Confesser le Christ Roi de l'univers a pour conséquence immédiate de le laisser régner dans notre vie. Comment cela est-il possible ? En le laissant faire sa demeure en nous, en lui donnant la première place. Sans doute nous arrive-t-il parfois de vouloir nous sauver nous-mêmes, c'est-à-dire de compter sur nous seuls pour sortir de nos impasses, pour nous libérer de ce qui nous enchaîne.
Pour reprendre ce que les uns et les autres demandent Jésus dans l'Évangile de ce dimanche, notre salut vient-il de nous-mêmes ou de Dieu ? Jésus ne cède pas à la tentation de se sauver lui-même car le salut vient de Dieu ; il se reçoit. Laisser le Christ régner dans notre vie consiste alors à nous appuyer avec confiance sur sa présence au quotidien qui libère en nous la vie.
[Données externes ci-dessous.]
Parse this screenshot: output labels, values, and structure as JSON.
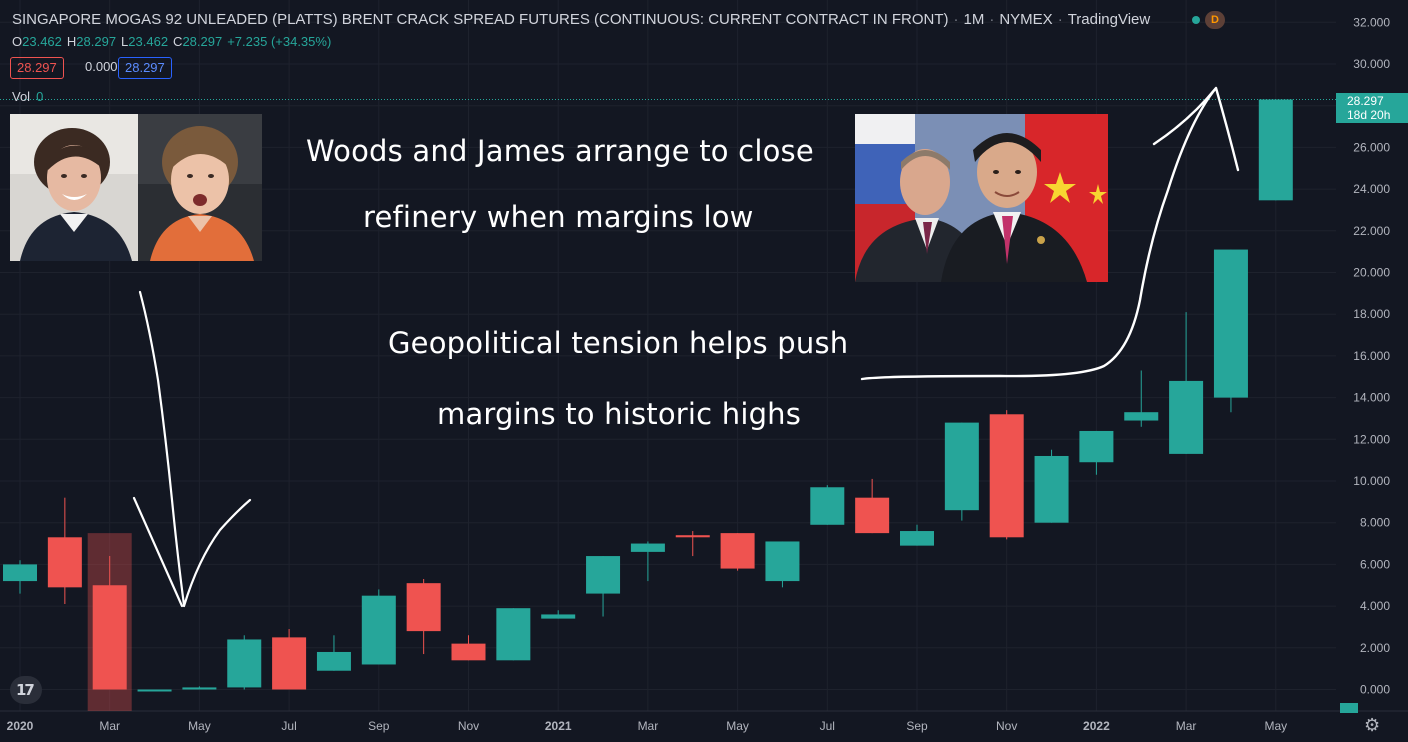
{
  "header": {
    "title": "SINGAPORE MOGAS 92 UNLEADED (PLATTS) BRENT CRACK SPREAD FUTURES (CONTINUOUS: CURRENT CONTRACT IN FRONT)",
    "interval": "1M",
    "exchange": "NYMEX",
    "source": "TradingView",
    "badge": "D"
  },
  "ohlc": {
    "o_label": "O",
    "o": "23.462",
    "h_label": "H",
    "h": "28.297",
    "l_label": "L",
    "l": "23.462",
    "c_label": "C",
    "c": "28.297",
    "change": "+7.235 (+34.35%)"
  },
  "boxes": {
    "sell": "28.297",
    "spread": "0.000",
    "buy": "28.297"
  },
  "volume": {
    "label": "Vol",
    "value": "0"
  },
  "annotations": {
    "line1": "Woods and James arrange to close",
    "line2": "refinery when margins low",
    "line3": "Geopolitical tension helps push",
    "line4": "margins to historic highs"
  },
  "last_price": {
    "value": "28.297",
    "countdown": "18d 20h"
  },
  "logo_text": "17",
  "colors": {
    "up": "#26a69a",
    "down": "#ef5350",
    "background": "#131722"
  },
  "icons": {
    "settings": "gear-icon",
    "logo": "tradingview-logo"
  },
  "chart_data": {
    "type": "candlestick",
    "interval": "1M",
    "ylim": [
      -1,
      33
    ],
    "y_ticks": [
      0,
      2,
      4,
      6,
      8,
      10,
      12,
      14,
      16,
      18,
      20,
      22,
      24,
      26,
      28,
      30,
      32
    ],
    "y_tick_labels": [
      "0.000",
      "2.000",
      "4.000",
      "6.000",
      "8.000",
      "10.000",
      "12.000",
      "14.000",
      "16.000",
      "18.000",
      "20.000",
      "22.000",
      "24.000",
      "26.000",
      "28.000",
      "30.000",
      "32.000"
    ],
    "x_tick_labels": [
      "2020",
      "Mar",
      "May",
      "Jul",
      "Sep",
      "Nov",
      "2021",
      "Mar",
      "May",
      "Jul",
      "Sep",
      "Nov",
      "2022",
      "Mar",
      "May"
    ],
    "x_tick_months": [
      "2020-01",
      "2020-03",
      "2020-05",
      "2020-07",
      "2020-09",
      "2020-11",
      "2021-01",
      "2021-03",
      "2021-05",
      "2021-07",
      "2021-09",
      "2021-11",
      "2022-01",
      "2022-03",
      "2022-05"
    ],
    "candles": [
      {
        "month": "2020-01",
        "o": 5.2,
        "h": 6.2,
        "l": 4.6,
        "c": 6.0
      },
      {
        "month": "2020-02",
        "o": 7.3,
        "h": 9.2,
        "l": 4.1,
        "c": 4.9
      },
      {
        "month": "2020-03",
        "o": 5.0,
        "h": 6.4,
        "l": 0.0,
        "c": 0.0
      },
      {
        "month": "2020-04",
        "o": 0.0,
        "h": 0.0,
        "l": 0.0,
        "c": 0.0
      },
      {
        "month": "2020-05",
        "o": 0.0,
        "h": 0.15,
        "l": 0.0,
        "c": 0.1
      },
      {
        "month": "2020-06",
        "o": 0.1,
        "h": 2.6,
        "l": 0.0,
        "c": 2.4
      },
      {
        "month": "2020-07",
        "o": 2.5,
        "h": 2.9,
        "l": 0.0,
        "c": 0.0
      },
      {
        "month": "2020-08",
        "o": 0.9,
        "h": 2.6,
        "l": 0.9,
        "c": 1.8
      },
      {
        "month": "2020-09",
        "o": 1.2,
        "h": 4.8,
        "l": 1.2,
        "c": 4.5
      },
      {
        "month": "2020-10",
        "o": 5.1,
        "h": 5.3,
        "l": 1.7,
        "c": 2.8
      },
      {
        "month": "2020-11",
        "o": 2.2,
        "h": 2.6,
        "l": 1.4,
        "c": 1.4
      },
      {
        "month": "2020-12",
        "o": 1.4,
        "h": 3.9,
        "l": 1.4,
        "c": 3.9
      },
      {
        "month": "2021-01",
        "o": 3.4,
        "h": 3.8,
        "l": 3.4,
        "c": 3.6
      },
      {
        "month": "2021-02",
        "o": 4.6,
        "h": 6.4,
        "l": 3.5,
        "c": 6.4
      },
      {
        "month": "2021-03",
        "o": 6.6,
        "h": 7.1,
        "l": 5.2,
        "c": 7.0
      },
      {
        "month": "2021-04",
        "o": 7.4,
        "h": 7.6,
        "l": 6.4,
        "c": 7.3
      },
      {
        "month": "2021-05",
        "o": 7.5,
        "h": 7.5,
        "l": 5.7,
        "c": 5.8
      },
      {
        "month": "2021-06",
        "o": 5.2,
        "h": 7.1,
        "l": 4.9,
        "c": 7.1
      },
      {
        "month": "2021-07",
        "o": 7.9,
        "h": 9.8,
        "l": 7.9,
        "c": 9.7
      },
      {
        "month": "2021-08",
        "o": 9.2,
        "h": 10.1,
        "l": 7.5,
        "c": 7.5
      },
      {
        "month": "2021-09",
        "o": 6.9,
        "h": 7.9,
        "l": 6.9,
        "c": 7.6
      },
      {
        "month": "2021-10",
        "o": 8.6,
        "h": 12.8,
        "l": 8.1,
        "c": 12.8
      },
      {
        "month": "2021-11",
        "o": 13.2,
        "h": 13.4,
        "l": 7.2,
        "c": 7.3
      },
      {
        "month": "2021-12",
        "o": 8.0,
        "h": 11.5,
        "l": 8.0,
        "c": 11.2
      },
      {
        "month": "2022-01",
        "o": 10.9,
        "h": 12.4,
        "l": 10.3,
        "c": 12.4
      },
      {
        "month": "2022-02",
        "o": 12.9,
        "h": 15.3,
        "l": 12.6,
        "c": 13.3
      },
      {
        "month": "2022-03",
        "o": 11.3,
        "h": 18.1,
        "l": 11.3,
        "c": 14.8
      },
      {
        "month": "2022-04",
        "o": 14.0,
        "h": 21.1,
        "l": 13.3,
        "c": 21.1
      },
      {
        "month": "2022-05",
        "o": 23.462,
        "h": 28.297,
        "l": 23.462,
        "c": 28.297
      }
    ]
  }
}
Par le baptême, nous sommes aussi roi, c'est-à-dire artisan de ce Royaume dont le Christ est Roi. Laisser le Christ régner dans votre vie, c'est donc également engager notre vie pour que le Règne de Dieu progresse dans la vie de notre monde, un règne de vie et de vérité, de grâce et de sainteté, de justice, d'amour et de paix comme le dit la préface de ce dimanche. La contemplation du Christ Roi ne nous soustrait pas de notre quotidien. Bien au contraire ! Elle nous engage à participer pleinement à la construction d'un monde ajusté à l'esprit des Béatitudes.
« Nous sommes du même sang que toi ! » s'exclamait le peuple devant David qui allait devenir son roi. Nous sommes aussi du même sang que le Christ. Sa royauté se révèle dans le don de sa vie. S'engager à sa suite pour que le Règne de Dieu vienne, comme nous le demandons en priant le Notre Père, c'est avec lui choisir de donner de notre vie par amour pour nos frères. Et c'est en contemplant le Christ en croix que nous pourrons entrer davantage dans cette attitude.